Edwards, who is a scientist and director of the Brain and Heart Nexus Research Program at the Heart Institute, is the principal author of new recommendations and a checklist to improve stroke research using non-invasive brain stimulation techniques, such as the feasibility study conducted at Bruyère.
New treatments to improve the recovery of stroke patients are needed more than ever, she said.
Dramatic advances in acute care mean people who would likely have died previously can be saved. But that leaves more people with disabilities related to those strokes, and rehabilitation is both slow and having trouble keeping up with the increasing demand for these programs.
The technology works by preparing the brain for rehabilitation and therapy, which helps them get the most out of it, optimizing their rehab sessions.
“Rehab is excellent, but to make the changes in the brain you would have to do thousands of repetitions a day,” Edwards said. The non-invasive brain stimulation, she added, prepares the brain to get the most out of rehabilitation.
Bryant and other patients in the trial spent about 30 minutes with a technician while they mapped out the best areas of the brain to target and then about 30 more minutes receiving the therapy before going directly to rehabilitation.
Bryant believes it has made a difference in his recovery.
Edwards said the technology was approved for use in Canada to treat depression.
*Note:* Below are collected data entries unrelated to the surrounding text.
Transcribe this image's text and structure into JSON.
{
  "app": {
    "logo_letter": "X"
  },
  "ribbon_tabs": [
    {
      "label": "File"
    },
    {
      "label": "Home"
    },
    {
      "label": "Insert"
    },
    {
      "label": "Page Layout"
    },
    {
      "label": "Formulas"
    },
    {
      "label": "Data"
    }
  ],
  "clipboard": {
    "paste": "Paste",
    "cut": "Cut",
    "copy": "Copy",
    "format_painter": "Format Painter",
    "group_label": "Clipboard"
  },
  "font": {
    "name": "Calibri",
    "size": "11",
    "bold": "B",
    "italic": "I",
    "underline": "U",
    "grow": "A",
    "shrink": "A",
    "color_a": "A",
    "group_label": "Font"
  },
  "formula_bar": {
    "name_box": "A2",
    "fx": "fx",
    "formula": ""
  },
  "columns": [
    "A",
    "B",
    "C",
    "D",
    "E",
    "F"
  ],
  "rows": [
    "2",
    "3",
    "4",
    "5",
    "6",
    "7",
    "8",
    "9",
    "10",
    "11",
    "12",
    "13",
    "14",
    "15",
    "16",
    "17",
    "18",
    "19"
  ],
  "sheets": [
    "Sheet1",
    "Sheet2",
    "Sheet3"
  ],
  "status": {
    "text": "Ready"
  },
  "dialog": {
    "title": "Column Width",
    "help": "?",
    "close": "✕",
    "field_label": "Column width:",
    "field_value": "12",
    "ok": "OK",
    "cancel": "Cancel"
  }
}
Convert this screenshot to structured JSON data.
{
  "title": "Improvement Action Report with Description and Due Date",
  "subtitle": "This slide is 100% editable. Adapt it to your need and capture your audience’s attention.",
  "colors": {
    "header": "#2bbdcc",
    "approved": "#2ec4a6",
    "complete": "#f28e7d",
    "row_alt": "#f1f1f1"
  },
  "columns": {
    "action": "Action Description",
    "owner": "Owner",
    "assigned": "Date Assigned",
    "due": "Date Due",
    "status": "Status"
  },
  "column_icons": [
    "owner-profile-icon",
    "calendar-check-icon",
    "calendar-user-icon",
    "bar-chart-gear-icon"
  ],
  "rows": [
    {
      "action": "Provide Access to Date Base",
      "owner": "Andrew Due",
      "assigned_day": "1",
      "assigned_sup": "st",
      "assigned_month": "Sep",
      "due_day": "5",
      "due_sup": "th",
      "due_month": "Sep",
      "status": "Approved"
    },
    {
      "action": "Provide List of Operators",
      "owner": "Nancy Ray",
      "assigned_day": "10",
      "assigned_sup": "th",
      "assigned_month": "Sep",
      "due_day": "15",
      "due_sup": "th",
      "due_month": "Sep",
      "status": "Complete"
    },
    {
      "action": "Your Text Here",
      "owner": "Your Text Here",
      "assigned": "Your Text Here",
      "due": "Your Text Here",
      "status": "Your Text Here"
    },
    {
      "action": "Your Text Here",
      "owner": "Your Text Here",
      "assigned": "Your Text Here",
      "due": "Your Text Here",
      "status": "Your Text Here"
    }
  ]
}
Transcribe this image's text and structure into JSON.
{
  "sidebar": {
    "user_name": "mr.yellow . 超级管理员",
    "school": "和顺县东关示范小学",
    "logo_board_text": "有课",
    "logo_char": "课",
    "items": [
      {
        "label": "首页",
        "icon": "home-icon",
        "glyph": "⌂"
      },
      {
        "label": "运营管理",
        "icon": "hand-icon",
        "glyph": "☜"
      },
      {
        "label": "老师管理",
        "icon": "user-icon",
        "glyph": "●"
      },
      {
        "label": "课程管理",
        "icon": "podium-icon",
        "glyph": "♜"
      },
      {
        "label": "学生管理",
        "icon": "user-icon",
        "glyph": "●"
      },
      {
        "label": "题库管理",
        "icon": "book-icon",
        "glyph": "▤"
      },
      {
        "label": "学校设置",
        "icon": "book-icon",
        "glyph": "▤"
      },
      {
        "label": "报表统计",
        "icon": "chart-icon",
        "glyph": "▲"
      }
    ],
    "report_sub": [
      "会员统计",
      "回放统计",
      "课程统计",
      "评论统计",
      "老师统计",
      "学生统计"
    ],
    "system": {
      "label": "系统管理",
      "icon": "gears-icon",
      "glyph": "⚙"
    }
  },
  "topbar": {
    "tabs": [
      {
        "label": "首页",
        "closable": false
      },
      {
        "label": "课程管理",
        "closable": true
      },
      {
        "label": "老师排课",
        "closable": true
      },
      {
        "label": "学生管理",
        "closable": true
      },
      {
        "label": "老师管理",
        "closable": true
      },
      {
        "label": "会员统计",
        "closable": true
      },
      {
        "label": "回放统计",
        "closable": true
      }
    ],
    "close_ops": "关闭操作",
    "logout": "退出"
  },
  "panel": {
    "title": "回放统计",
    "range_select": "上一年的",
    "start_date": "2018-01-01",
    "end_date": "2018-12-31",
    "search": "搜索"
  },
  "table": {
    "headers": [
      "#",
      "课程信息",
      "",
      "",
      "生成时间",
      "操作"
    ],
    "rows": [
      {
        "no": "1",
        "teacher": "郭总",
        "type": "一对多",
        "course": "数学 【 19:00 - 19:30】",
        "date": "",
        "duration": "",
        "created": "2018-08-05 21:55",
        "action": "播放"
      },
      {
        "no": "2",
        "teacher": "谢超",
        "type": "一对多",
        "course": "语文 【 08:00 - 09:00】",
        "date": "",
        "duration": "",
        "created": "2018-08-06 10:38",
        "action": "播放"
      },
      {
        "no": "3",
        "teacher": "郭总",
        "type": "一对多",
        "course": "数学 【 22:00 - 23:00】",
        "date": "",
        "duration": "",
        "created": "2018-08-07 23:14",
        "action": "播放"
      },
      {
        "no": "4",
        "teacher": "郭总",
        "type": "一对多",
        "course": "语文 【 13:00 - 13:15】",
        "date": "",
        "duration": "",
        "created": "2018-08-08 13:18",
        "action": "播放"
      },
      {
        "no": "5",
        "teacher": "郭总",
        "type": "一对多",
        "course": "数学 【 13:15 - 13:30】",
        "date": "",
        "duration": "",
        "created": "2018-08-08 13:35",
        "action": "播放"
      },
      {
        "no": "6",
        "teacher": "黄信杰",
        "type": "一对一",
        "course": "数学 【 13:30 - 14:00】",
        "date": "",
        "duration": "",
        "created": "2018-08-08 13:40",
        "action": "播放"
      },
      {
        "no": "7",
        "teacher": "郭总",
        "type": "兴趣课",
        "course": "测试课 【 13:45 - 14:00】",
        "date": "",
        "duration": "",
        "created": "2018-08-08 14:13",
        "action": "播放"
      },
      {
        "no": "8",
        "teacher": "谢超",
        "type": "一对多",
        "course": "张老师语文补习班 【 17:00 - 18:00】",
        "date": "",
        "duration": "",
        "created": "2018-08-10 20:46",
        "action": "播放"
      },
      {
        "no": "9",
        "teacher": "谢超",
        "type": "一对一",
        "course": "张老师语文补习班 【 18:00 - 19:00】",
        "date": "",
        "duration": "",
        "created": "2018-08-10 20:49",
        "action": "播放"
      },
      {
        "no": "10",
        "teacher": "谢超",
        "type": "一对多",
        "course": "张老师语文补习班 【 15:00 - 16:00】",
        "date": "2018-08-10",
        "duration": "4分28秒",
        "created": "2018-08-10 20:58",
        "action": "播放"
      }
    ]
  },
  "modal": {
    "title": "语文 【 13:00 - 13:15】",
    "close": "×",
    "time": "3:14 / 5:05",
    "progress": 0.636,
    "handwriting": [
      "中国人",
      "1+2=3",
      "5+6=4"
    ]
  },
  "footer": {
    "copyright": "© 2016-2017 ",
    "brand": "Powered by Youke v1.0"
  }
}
But it has long been studied as a technology to help stroke survivors. While there is plenty of evidence of its benefits, she said there is a “translational” gap, meaning it has never overcome the hurdles for approval by Health Canada.
Edwards is principal investigator of the Canadian Platform for Trials in Non-Invasive Brain Stimulation (CanStim). She chaired a roundtable with experts in brain stimulation to get to the bottom of what further work was needed to get definitive evidence that could lead to widespread use of brain stimulation for stroke patients.
The trials at Bruyère Hospital are part of that work. The next step is a larger Phase 2 trial. Bruyère Hospital has the region’s largest stroke unit.